One of the most common resources was an informal savings club. The clubs took many different forms but were typically a group of neighbours, friends, or work colleagues who had got together to save small amounts of money that would be disbursed as lump sums among the group at a later pre-agreed date. We meet Pumza, who sold sheep's intestines in a township near Cape Town. She belonged to eight different savings clubs. This was not untypical. Each one served a different financial purpose and enabled her to spread the risk.

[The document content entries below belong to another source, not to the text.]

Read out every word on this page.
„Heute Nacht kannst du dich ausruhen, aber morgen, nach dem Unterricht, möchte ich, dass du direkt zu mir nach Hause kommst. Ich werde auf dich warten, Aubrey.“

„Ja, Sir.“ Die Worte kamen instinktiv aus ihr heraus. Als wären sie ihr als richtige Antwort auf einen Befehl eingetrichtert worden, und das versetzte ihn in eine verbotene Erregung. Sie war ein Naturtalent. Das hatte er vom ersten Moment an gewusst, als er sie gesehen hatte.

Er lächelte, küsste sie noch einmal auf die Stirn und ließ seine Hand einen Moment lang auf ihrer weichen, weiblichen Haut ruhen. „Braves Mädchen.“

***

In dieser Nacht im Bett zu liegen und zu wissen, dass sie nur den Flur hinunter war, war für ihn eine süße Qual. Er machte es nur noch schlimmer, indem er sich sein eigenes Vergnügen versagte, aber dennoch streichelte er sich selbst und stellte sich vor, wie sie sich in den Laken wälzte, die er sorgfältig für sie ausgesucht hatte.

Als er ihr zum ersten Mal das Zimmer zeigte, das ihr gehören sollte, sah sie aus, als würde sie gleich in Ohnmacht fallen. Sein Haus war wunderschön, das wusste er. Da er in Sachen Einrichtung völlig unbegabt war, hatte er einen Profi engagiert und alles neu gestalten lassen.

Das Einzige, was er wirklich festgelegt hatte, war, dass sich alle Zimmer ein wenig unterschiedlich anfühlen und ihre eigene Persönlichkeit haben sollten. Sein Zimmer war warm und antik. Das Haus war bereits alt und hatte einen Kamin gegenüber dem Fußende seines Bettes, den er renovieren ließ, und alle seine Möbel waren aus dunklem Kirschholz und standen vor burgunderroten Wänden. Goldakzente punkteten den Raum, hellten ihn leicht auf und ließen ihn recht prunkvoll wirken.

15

But savings clubs were often unreliable and fell apart when members could not keep up with their payments. Migrants from rural areas without family or friends in their new urban homes found that without a track record it was difficult to find clubs that would accept them as members. The authors' message to microfinance institutions is that households do need to have access to more reliable ways to save and borrow money, but what they are looking for is the provision of financial services that closely match their actual cash flows and needs. However, it is also clear that households want to spread their risk by accessing a variety of formal, semi-formal, and informal financial facilities.
A limitation of the book is its geographical spread. There are no diaries, for instance, from Latin America. Two of the countries chosen are from the same continent, and South Africa with its developed economy and stable government is not representative of the rest of Africa. A series of financial diaries from one of the so-called fragile states, such as Democratic Republic of the Congo or Chad, where life is even more unpredictable and political institutions barely function, would provide useful insights into the financial lives of the so-called 'bottom billion'. Do they use similar mechanisms to manage even smaller and less reliable incomes?
Poverty is a complex phenomenon and is determined by more than a mere lack of income. The financial diaries, although primarily designed to examine the financial lives of poor households, also give a compelling insight into the reality of what it means to be poor. Through the family profiles we learn how precarious and insecure their lives can be.
Reducing poverty is one of the world's most intractable problems, and it is important that policy makers develop poverty-reduction strategies that reinforce rather than undermine the structures that the poor themselves have put in place to make the most of their meagre incomes. This book makes an important contribution to understanding how creative but also fragile those mechanisms are.